There are complicated mutual accommodations between γδ T cells and neutrophils, which sometimes show dynamic interplay. Their coordination and balance are crucial for governing the metabolic state of the TME. The γδ T cell-IL-17-G-CSF-neutrophil axis is one interaction mechanism, and IL-17 acts as an emphatic agent to promote this interaction.

First, neutrophils can remodel the orientations and states of γδ T cell proliferation. In human CRC patients, tumor-infiltrating neutrophils produce IL-17 to promote the proliferation of γδT17 cells and support tumor growth and metastasis [138]. IL-17 is an upstream regulator of G-CSF. Neutralization of IL-17 can reduce the concentration of blood G-CSF and downregulate the inhibitory activity of TANs. TANs and Treg cells inhibit the activation of Vδ2 T cells and control the production of IFN-γ by Th1-like γδ T cells, which is predominantly due to the derived IL-10 and TGF-β1 and dependence on tumor promoters, such as arginase-1, a serine protease, metalloprotease, neutrophil elastase (NE) and ROS. Nevertheless, since the antioxidant glutathione in γδT17 cells is usually maintained at a low level, it is particularly sensitive to neutrophil-derived ROS [139]. Therefore, a corresponding treatment plan has been developed for hepatocellular carcinoma and melanoma.
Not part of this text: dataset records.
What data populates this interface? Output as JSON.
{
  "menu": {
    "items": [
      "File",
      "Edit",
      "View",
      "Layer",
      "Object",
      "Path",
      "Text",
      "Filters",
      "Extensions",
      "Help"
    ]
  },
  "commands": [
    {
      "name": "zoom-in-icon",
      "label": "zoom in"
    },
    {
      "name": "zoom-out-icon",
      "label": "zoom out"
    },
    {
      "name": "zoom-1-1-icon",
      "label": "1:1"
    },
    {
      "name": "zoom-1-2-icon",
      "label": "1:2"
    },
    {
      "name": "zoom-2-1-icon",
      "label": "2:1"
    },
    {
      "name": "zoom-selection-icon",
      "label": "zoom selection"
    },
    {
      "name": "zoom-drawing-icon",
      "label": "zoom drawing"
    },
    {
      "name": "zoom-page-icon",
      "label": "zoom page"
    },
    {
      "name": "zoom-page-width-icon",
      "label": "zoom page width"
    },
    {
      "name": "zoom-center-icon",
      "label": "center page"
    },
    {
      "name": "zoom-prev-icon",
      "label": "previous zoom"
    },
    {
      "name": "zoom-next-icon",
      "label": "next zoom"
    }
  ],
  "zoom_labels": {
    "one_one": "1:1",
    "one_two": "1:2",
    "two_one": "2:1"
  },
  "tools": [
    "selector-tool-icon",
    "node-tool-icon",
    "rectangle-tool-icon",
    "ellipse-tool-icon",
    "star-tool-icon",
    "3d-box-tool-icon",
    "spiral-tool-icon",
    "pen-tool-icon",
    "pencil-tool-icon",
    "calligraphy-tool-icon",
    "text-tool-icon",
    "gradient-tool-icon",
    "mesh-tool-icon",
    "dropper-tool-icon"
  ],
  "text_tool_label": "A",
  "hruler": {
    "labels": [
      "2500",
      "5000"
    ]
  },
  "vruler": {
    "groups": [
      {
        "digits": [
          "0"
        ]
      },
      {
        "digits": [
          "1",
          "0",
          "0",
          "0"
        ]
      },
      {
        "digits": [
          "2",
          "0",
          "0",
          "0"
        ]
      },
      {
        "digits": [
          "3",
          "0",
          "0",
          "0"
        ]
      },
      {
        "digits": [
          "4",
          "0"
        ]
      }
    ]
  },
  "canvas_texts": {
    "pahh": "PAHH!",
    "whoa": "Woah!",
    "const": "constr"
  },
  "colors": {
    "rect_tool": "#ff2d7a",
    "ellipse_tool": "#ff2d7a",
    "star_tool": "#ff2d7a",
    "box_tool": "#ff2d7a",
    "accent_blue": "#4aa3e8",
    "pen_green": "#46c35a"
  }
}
That is, inducing a mild oxidative stress environment may prevent γδT17 cells from exerting indirect antitumor functions.
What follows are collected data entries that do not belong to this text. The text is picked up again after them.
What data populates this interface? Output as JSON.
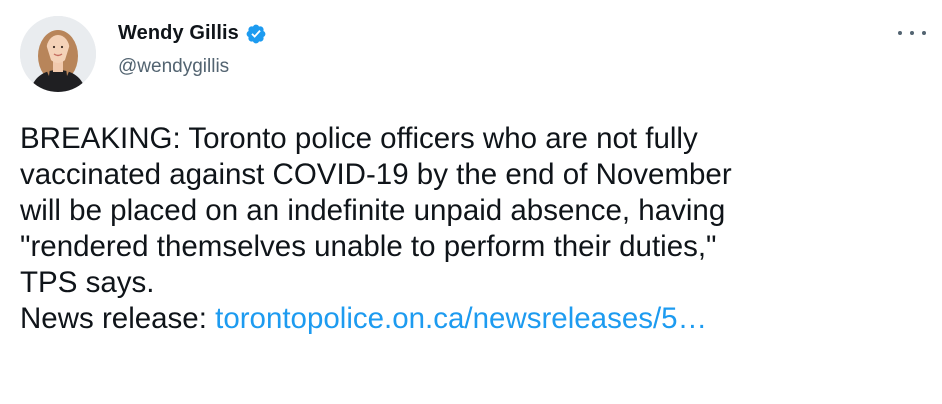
{
  "author": {
    "display_name": "Wendy Gillis",
    "handle": "@wendygillis",
    "verified": true,
    "verified_color": "#1d9bf0"
  },
  "tweet": {
    "body_line_1": "BREAKING: Toronto police officers who are not fully",
    "body_line_2": "vaccinated against COVID-19 by the end of November",
    "body_line_3": "will be placed on an indefinite unpaid absence, having",
    "body_line_4": "\"rendered themselves unable to perform their duties,\"",
    "body_line_5": "TPS says.",
    "news_release_label": "News release:",
    "link_text": "torontopolice.on.ca/newsreleases/5…",
    "link_color": "#1d9bf0"
  },
  "icons": {
    "verified": "verified-badge-icon",
    "more": "more-options-icon"
  }
}
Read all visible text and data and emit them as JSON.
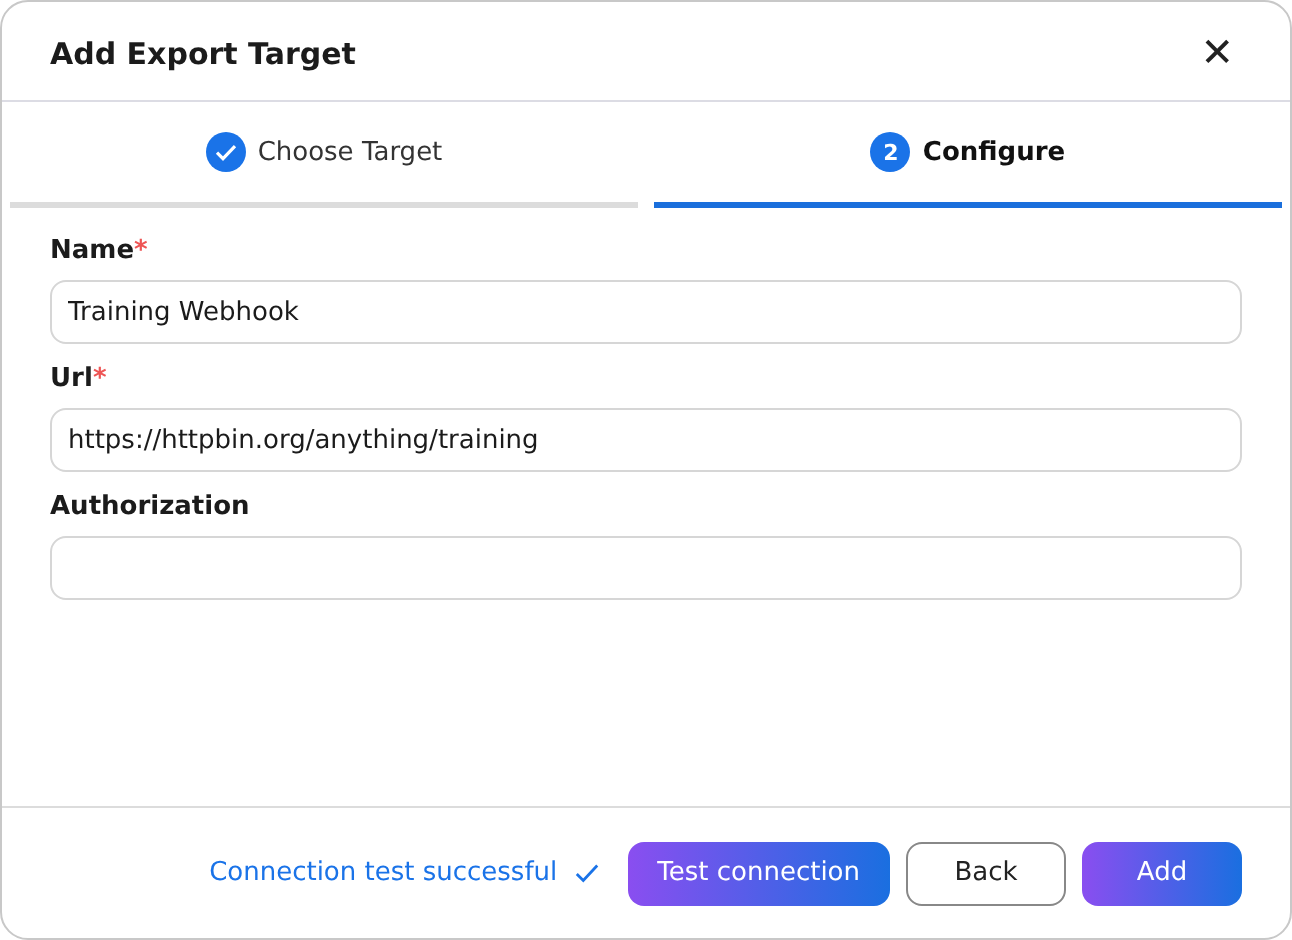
{
  "dialog": {
    "title": "Add Export Target",
    "close_icon": "✕"
  },
  "steps": [
    {
      "label": "Choose Target",
      "done": true,
      "selected": false
    },
    {
      "label": "Configure",
      "number": "2",
      "done": false,
      "selected": true
    }
  ],
  "fields": [
    {
      "label": "Name",
      "required": true,
      "value": "Training Webhook"
    },
    {
      "label": "Url",
      "required": true,
      "value": "https://httpbin.org/anything/training"
    },
    {
      "label": "Authorization",
      "required": false
    }
  ],
  "required_mark": "*",
  "status": {
    "text": "Connection test successful",
    "success": true
  },
  "buttons": [
    {
      "label": "Test connection",
      "kind": "primary"
    },
    {
      "label": "Back",
      "kind": "secondary"
    },
    {
      "label": "Add",
      "kind": "primary"
    }
  ]
}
The regulatory γδ T cells then use IL-17 to modify the development of neutrophils, which generally occurs in a highly inflammatory environment (rich in IL-1β and IL-23) caused by cancer cells [140]. For example, IL-17 derived from γδ T cells in breast cancer can act as a proinflammatory cytokine. Relying on GM-CSF and IL-8, it directly recruits MDSCs, polarizes M2 macrophages, and indirectly promotes neutrophil polarization toward an immunosuppressive phenotype. Clinical research has demonstrated that the γδ T cell-neutrophil axis plays a particularly prominent role in lung metastasis of breast cancer and is highlighted only in the early stage. Neutrophils have little effect on tumors that have metastasized.

Finally, we believe that TANs customarily exhibit soft plasticity and differences in phenotype and function. ADCC mediated by neutrophils contributes to the antitumor immune response, most likely in the early period of tumor development [141]. This phenomenon is also reflected in the flexible response of neutrophils exposed to different activators of γδ T cells. Towstyka et al. [142] isolated neutrophils pretreated with HMB-PP, and they found that the cytotoxic mediator IFN-γ was induced in a short period of time, synergistic with the γδ T cell killing ability stimulated by CD3 Ab. However, this only occurred with HMB-PP stimulation, not in N-BPs. Peripheral blood neutrophils undergo endocytosis and absorption of N-BPs, and this reaction does not produce IPP but H₂O₂ to inhibit γδ T cell activation (Figure 2).